The gold standard and its creditor-advocates were resisted and fought bitterly by a cross-class (but largely Midwestern) “greenback” movement led by dry-goods wholesaler and economist Edward Kellogg, and supported by the farmers of the National Grange, by the Knights of Labor under Irish Catholic unionist Terence Powderly, and by New York industrialist Peter Cooper. A half-generation later, the “greenback” cause was taken up by the Farmers’ Alliance and the People’s Party, which mobilized poor indebted farmers en masse in a cooperative movement across the rural South and throughout the Plains states.These movements may at first look as though they were based on the arcane intricacies of monetary politics, but they had the firm goal of fighting for a system of credit that would be made available at an affordable cost to as broad a swathe of the productive classes as possible. Moreover, the monetary system advocated by Edward Kellogg, the Safety Fund, would be as decentralized as possible. Local, public credit unions would issue their own currencies at their own discretion, and make loans at nominal interest directly to the people of their communities.
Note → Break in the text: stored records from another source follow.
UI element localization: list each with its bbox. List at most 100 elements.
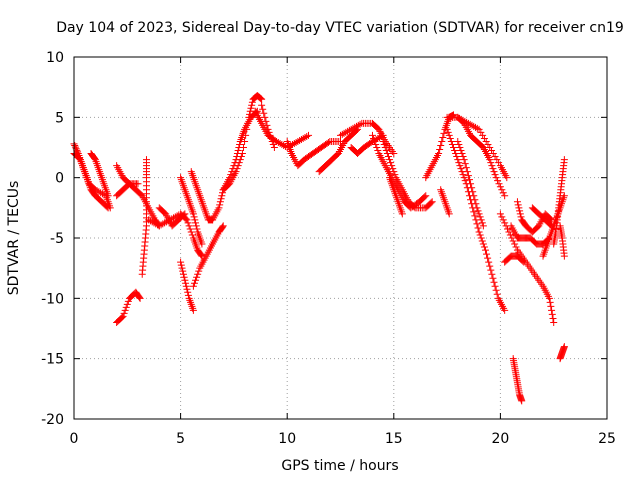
data-point (244, 119, 252, 127)
data-point (440, 129, 448, 137)
y-tick-label: -5 (50, 231, 64, 247)
data-point (484, 140, 492, 148)
data-point (503, 174, 511, 182)
data-point (352, 122, 360, 130)
data-point (380, 140, 388, 148)
data-point (457, 147, 465, 155)
data-point (547, 221, 555, 229)
data-point (455, 140, 463, 148)
data-point (354, 121, 362, 129)
data-point (305, 131, 313, 139)
y-tick-label: 5 (55, 110, 64, 126)
data-point (218, 192, 226, 200)
y-tick-label: -10 (41, 291, 64, 307)
data-point (95, 188, 103, 196)
data-point (274, 138, 282, 146)
data-point (168, 215, 176, 223)
data-point (122, 303, 130, 311)
data-point (134, 180, 142, 188)
data-point (492, 286, 500, 294)
data-point (73, 146, 81, 154)
data-point (457, 165, 465, 173)
data-point (489, 274, 497, 282)
data-point (486, 144, 494, 151)
data-point (183, 216, 191, 224)
data-point (184, 219, 192, 227)
data-point (438, 137, 446, 145)
data-point (179, 267, 187, 275)
data-point (383, 150, 391, 158)
data-point (269, 140, 277, 148)
y-tick-label: 0 (55, 171, 64, 187)
data-point (193, 225, 201, 233)
data-point (181, 210, 189, 218)
data-point (216, 198, 224, 206)
data-point (159, 220, 167, 228)
data-point (337, 131, 344, 139)
data-point (495, 180, 503, 188)
data-point (421, 193, 429, 201)
axis-ticks: 0 5 10 15 20 25 -20 -15 -10 -5 0 5 10 (41, 50, 616, 447)
data-point (464, 172, 472, 180)
data-point (390, 168, 398, 176)
data-point (467, 180, 475, 188)
data-point (191, 216, 199, 224)
data-point (489, 165, 497, 173)
x-tick-label: 25 (598, 431, 616, 447)
data-point (370, 134, 378, 142)
chart-title: Day 104 of 2023, Sidereal Day-to-day VTE… (56, 20, 624, 36)
data-point (195, 267, 203, 275)
data-point (490, 168, 498, 176)
data-point (516, 207, 524, 215)
data-point (471, 212, 479, 220)
data-point (258, 95, 266, 103)
data-point (472, 200, 480, 208)
data-point (478, 237, 486, 245)
data-point (136, 294, 144, 302)
data-point (216, 201, 224, 209)
data-point (379, 131, 387, 139)
data-point (517, 213, 525, 221)
data-point (384, 153, 392, 161)
data-point (545, 294, 553, 302)
data-point (496, 183, 504, 191)
data-point (219, 223, 227, 231)
data-point (75, 155, 83, 163)
data-point (444, 128, 452, 136)
data-point (276, 139, 284, 147)
data-point (498, 213, 506, 221)
data-point (488, 147, 496, 155)
data-point (476, 213, 484, 221)
data-point (290, 139, 298, 147)
data-point (386, 156, 394, 164)
data-point (487, 266, 495, 274)
data-point (484, 254, 492, 262)
data-point (451, 147, 459, 155)
data-point (454, 137, 462, 145)
data-point (263, 121, 271, 129)
data-point (480, 243, 488, 251)
data-point (519, 257, 527, 265)
data-point (475, 125, 483, 133)
data-point (459, 153, 467, 161)
data-point (479, 222, 487, 230)
data-point (452, 150, 460, 158)
data-point (192, 222, 200, 230)
data-point (368, 131, 376, 139)
data-point (455, 159, 463, 167)
data-point (372, 140, 380, 148)
y-tick-label: 10 (46, 50, 64, 66)
data-point (184, 288, 192, 296)
data-point (120, 309, 128, 317)
data-point (148, 218, 156, 226)
data-point (489, 150, 497, 158)
data-point (512, 243, 520, 251)
data-point (161, 219, 169, 227)
data-point (292, 138, 300, 146)
data-point (155, 222, 163, 230)
data-point (258, 101, 266, 109)
data-point (189, 210, 197, 218)
data-point (474, 224, 482, 232)
data-point (410, 203, 418, 211)
data-point (437, 141, 445, 149)
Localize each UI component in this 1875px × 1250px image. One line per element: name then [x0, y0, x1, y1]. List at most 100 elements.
At the same time, these credit unions would be held accountable by the federal government through the Safety Fund, a national monetary regulator who would ensure through a fixed interest rate that local currencies were fungible, mutually exchangeable and equivalent.The Safety Fund credit system would later be readapted for a primarily Southern, overwhelmingly rural constituency by Farmers’ Alliance leader Charles Macune, as the Subtreasury Plan. Though he adopted this Plan largely to avoid a political radicalization of the Farmers’ Alliance, the Plan itself was a wide-reaching answer to earlier attempts at organizing producer and consumer cooperatives throughout the South, which were unsuccessful not so much due to their members’ lack of enthusiasm as to under-capitalization. In brief, Macune’s Plan would allow farmers to circumvent the cruel and usurious lending practices of the furnishing merchants by borrowing nationally-regulated bonds against their own crop or against future crops, again at nominal interest, through locally-managed cooperative storehouses. The Plan was adopted in the People’s Party platform in 1892.

What is to be done now?

Unfortunately, the Subtreasury Plan was never implemented. The People’s Party lapsed into a fusionist political strategy which left its organizers politically hamstrung by their own candidates for office. After the election of 1896 they faded from national relevance, as third parties sadly too often do. Instead, Woodrow Wilson gave us the Federal Reserve in 1913, whose structure was ostensibly similar to the national banking systems advocated by Kellogg and Macune, but whose purpose could not possibly be further opposite. The bankers established the Fed, consisting of twelve commercial banks located throughout the country, for the bankers, and to protect the interests of the bankers. It is on account of the Fed that we have our current system of a public currency being furnished out of nothing by private commercial banks.I can agree with the Austrian economists that the current system is broken. The Fed suffers from a lack of accountability and a lack of transparency. It is a private cartel responsible for administering a public good. And considering the management of the money market, it’s practically a textbook example of the principal-agent dilemma. But I cannot agree with the Austrian economists either on their diagnosis of the underlying problems, or with their prescriptions. With so many Americans already deep in consumer or property-based debt, the experience of the 19th century hints that a reversion to a hard-money standard would only further exacerbate the concentration of wealth at the top, and further entrench the servility of the American public to the same financial powers which already control the Fed. Instead, it may well be time to dust off Kellogg’s old Safety Fund, or Macune’s Subtreasury Plan—or at least begin to look in that direction for inspiration. Distributists may well eagerly consider a localized patchwork of community currencies, stitched together on a national level by a single, publicly accountable regulation on interest rates.